Preheat the oven to 350*. Grease a loaf pan with oil. I used coconut!

You'll need 2 cups of oat flour. I threw some oats in my food processor, and that worked just fine. Add the ground oats to a small bowl and mix in 1&1/2 tsp baking powder, 1 tsp baking soda, 1/2 tsp salt, 1 tsp all spice, and 2 tsp cinnamon (I like cinnamon A LOT). Set this bowl aside.



In another bowl, add 3 pureed bananas. I used my food processor again. You could also just mash them in a bowl, if they're soft enough.




Add 1&1/2 tbs melted coconut oil. As you can see from my jar, mine was already melted from the summer heat.



Next add 1/4-1/2 cup honey (I used 1/4, but if you like your breads on the sweeter side, add more), 1/2 cup nonfat plain Greek yogurt, 1&1/2 tsp vanilla, and 2 eggs. Mix well.



Slice up a couple peaches, reserving 7-8 thin slices to put on the top of your loaf later before baking.



The rest of the peach slices go in your food processor. I left my mixture a little chunky. You can just dice them with a knife if you don't have a food processor, but it makes things a lot easier.  Love that thing!



Now add the peaches (liquid included) into your wet ingredients and blend well.



Then slowly incorporate the dry ingredients into the wet. The mixture will have the texture of a large bowl of oatmeal!



Pour the batter into the prepared loaf pan, then line up your extra peach slices on top. I sprinkled additional cinnamon over the whole loaf and added some coconut sugar, although that's optional. I recommend it though!
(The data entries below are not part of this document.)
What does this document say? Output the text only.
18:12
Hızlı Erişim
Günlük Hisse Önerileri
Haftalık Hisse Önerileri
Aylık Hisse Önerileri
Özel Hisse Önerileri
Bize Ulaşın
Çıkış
Mmm cinnamon! Bake for 30 minutes, take out and cover with foil to prevent the top from burning, and bake another 25-30 minutes, until a toothpick inserted comes out clean. Mine didn't jiggle after the first 30 minutes, which made me think that it was somehow already finished, but nope! Let it keep baking!


Once it's finished baking it'll look something like this…Nom nom bread!






I like it warm the best. Enjoy!



Peach Banana Bread

Ingredients:

2 cups oat flour (make your own by putting oats in a food processor)
1&1/2 tsp baking powder
1 tsp baking soda
1/2 tsp salt
1 tsp all-spice
2 tsp cinnamon, plus extra to sprinkle over batter

3 mashed bananas
1&1/2 tbs coconut oil, melted
1/2 cup plain nonfat Greek yogurt
1/4-1/2 cup honey (depending on how sweet you want it)
1&1/2 tsp vanilla
2 eggs
2 peaches

*coconut sugar for sprinkling on top of loaf (optional)

Directions:

1) Pre-heat oven to 350*.  Grease a loaf pan (I added parchment paper to the bottom for easier removal).

2) In a small bowl, mix oat flour with baking powder, baking soda, salt, all-spice, and cinnamon. Set aside.

3) In a medium bowl, add pureed (or mashed) bananas, melted coconut oil, plain nonfat Greek yogurt, honey, vanilla, and eggs. Slice peaches and reserve some for putting on top of the batter. Dice up the rest using a food processor or knife, then add to wet ingredients.

4) Slowly incorporate dry ingredients, then pour into prepared loaf pan. Place extra peach slices on top, then sprinkle cinnamon and coconut sugar over them if desired. Bake for 30 minutes, remove pan and cover with foil, then cook an additional 25-30 minutes, until a toothpick inserted comes out clean.